Compared with nearby examples, this one is notable for how much it demonstrates with very little scaffolding. The comparison data shows that its distinguishing pattern is a minimal viewer built around one small center-layout graph where most of the lesson comes from per-line metadata inside RGJsonData, not from slots, custom SVG markers, utility panels, or editing tools.

Against line, the difference is compactness rather than breadth. line covers a wider line-configuration surface with more UI and more rendering variations, while this example removes that extra surface area so the built-in fields are easier to study in isolation. Against bothway-tree-faq, it is not focused on one arrow-direction question; it combines arrow direction, junction routing, and Curve5 label behavior in one prepared canvas. Against examples such as show-single-nodes and node-menu-2, its reusable value is edge presentation controlled by data fields alone, not preprocessing tricks or slot-based overlays.

The most distinctive detail is the use of paired micro-comparisons on nearly duplicated connections. Two i -> m lines contrast start-arrow and end-arrow display, and two e -> p* lines contrast ordinary labels with useTextOnPath. That makes the example especially useful as a quick reference when a team wants to confirm which built-in flags affect line presentation without first moving into custom rendering.

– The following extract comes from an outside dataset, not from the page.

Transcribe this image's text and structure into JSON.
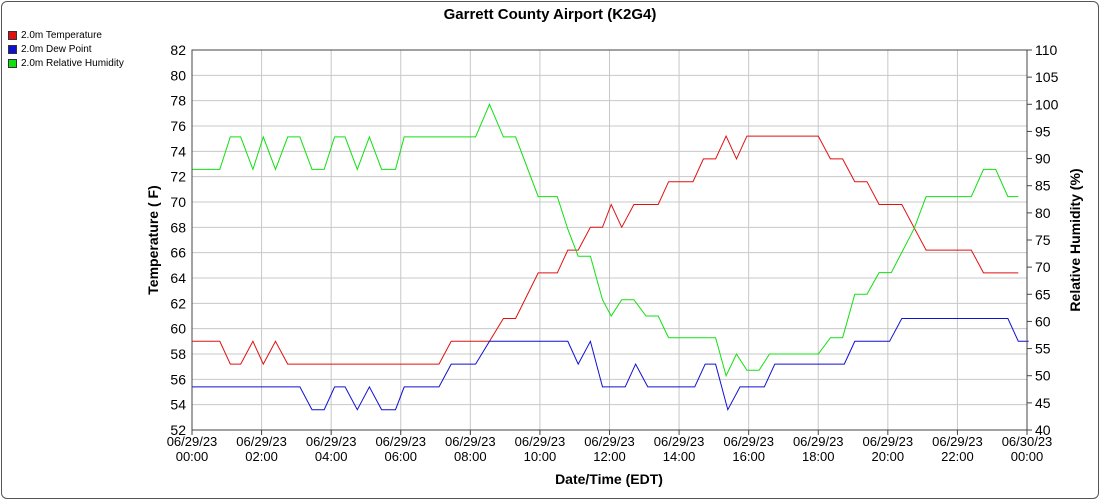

Where Else This Pattern Applies

This pattern transfers well to diagrams where the meaning of a connection matters as much as the meaning of a node. Examples include approval flows with different branch semantics, service dependency maps with upstream or downstream emphasis, data lineage graphs that need distinct visual treatment for transport versus derivation, and network diagrams where anchor choice helps explain route direction.

It also works as a documentation and QA pattern. A team can build a small comparison graph like this to validate how built-in line options behave before committing to custom slots, custom markers, or a larger graph editor. In training material, the same structure can serve as a compact reference board for developers who need to learn which line metadata fields change routing, arrows, and text behavior.